И что же? Да ничего.
Мы снова закрываем глаза и напрягаемся, порождаем силу. Лукавый это любит и охотно поможет. Она просто хлещет из нас — и что же? Ничего. Мы будем стараться и тужиться, пока нам не станет худо. Мы устаем «порождать силу». Мы устаем от веры, которая ничего не меняет, не избавляет от тревог и конфликтов, не снимает ответственности, не избавляет от сомнений. Магия, в конце концов, не так уже действенна.
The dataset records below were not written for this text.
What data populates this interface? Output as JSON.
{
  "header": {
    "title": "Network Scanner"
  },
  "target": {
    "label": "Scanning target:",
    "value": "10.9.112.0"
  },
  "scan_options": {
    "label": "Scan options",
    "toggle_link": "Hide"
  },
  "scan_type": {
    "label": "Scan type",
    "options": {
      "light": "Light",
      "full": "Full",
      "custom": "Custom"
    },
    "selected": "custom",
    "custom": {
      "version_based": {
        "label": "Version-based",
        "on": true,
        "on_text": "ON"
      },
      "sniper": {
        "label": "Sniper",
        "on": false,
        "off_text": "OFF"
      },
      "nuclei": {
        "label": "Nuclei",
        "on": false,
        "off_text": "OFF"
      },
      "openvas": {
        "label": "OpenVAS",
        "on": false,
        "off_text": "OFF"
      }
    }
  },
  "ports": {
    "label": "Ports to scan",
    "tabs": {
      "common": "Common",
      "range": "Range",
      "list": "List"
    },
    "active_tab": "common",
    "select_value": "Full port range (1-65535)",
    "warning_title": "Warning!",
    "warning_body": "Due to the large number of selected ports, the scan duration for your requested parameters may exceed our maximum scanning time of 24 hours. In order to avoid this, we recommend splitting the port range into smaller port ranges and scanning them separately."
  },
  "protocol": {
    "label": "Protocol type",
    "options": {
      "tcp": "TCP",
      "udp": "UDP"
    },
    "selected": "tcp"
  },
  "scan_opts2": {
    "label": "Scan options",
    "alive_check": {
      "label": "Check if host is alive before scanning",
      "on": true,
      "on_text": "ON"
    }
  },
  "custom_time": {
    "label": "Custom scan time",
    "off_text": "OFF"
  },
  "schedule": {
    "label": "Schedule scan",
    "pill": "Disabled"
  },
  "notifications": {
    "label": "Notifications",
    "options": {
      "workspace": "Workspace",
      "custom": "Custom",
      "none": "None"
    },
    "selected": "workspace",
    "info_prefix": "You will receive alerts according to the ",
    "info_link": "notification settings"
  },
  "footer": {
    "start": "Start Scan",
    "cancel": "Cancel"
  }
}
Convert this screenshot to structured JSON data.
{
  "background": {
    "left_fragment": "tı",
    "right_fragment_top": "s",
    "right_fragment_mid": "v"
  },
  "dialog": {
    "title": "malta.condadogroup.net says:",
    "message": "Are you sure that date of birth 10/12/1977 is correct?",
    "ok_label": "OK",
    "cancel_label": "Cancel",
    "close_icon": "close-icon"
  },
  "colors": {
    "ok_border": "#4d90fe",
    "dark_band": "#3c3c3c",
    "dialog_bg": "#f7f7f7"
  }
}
Она не в силах убедить, что Бог нами доволен, и даже в том, что мы довольны собой (впрочем тут, надо признать, у многих вера очень действенна).
Теперь, питая отвращение к вере, а тем самым и к Богу, мы вполне годимся для тоталитарных движений, которые примут нас с распростертыми объятиями, — как же, мы ведь радуемся распрям, преследованию «низших рас», классовых врагов и вообще всякой каре для тех, кто от нас отличается.
И еще одно свойство такого богословия: различия между добром и злом, правдой и ложью превращаются в бездны. Мы уже не чувствуем, что сбиться с пути может каждый и надо брать на себя чужие ошибки, прощать, понимать, терпеть, любить, помогая друг другу. В богословии от лукавого самое важное — быть абсолютно правым. Мира это не даст — всякий хочет быть правым или хотя бы примкнуть к тому, кто прав. Чтобы доказать свою правоту, придется карать и устранять тех, кто тоже уверен в своей правоте, — и так далее…
Наконец, как и следовало ожидать, богословие от лукавого придает исключительную значимость., ему самому. Очень скоро выясняется, что он за всем стоит и всеми, кроме нас, помыкает Не прочь он свести счеты и с нами, а поскольку силой не уступает Богу, а, может, Его и превосходит, то успех ему обеспечен.
Короче говоря, богословие от лукавого учит, что лукавый — это Бог.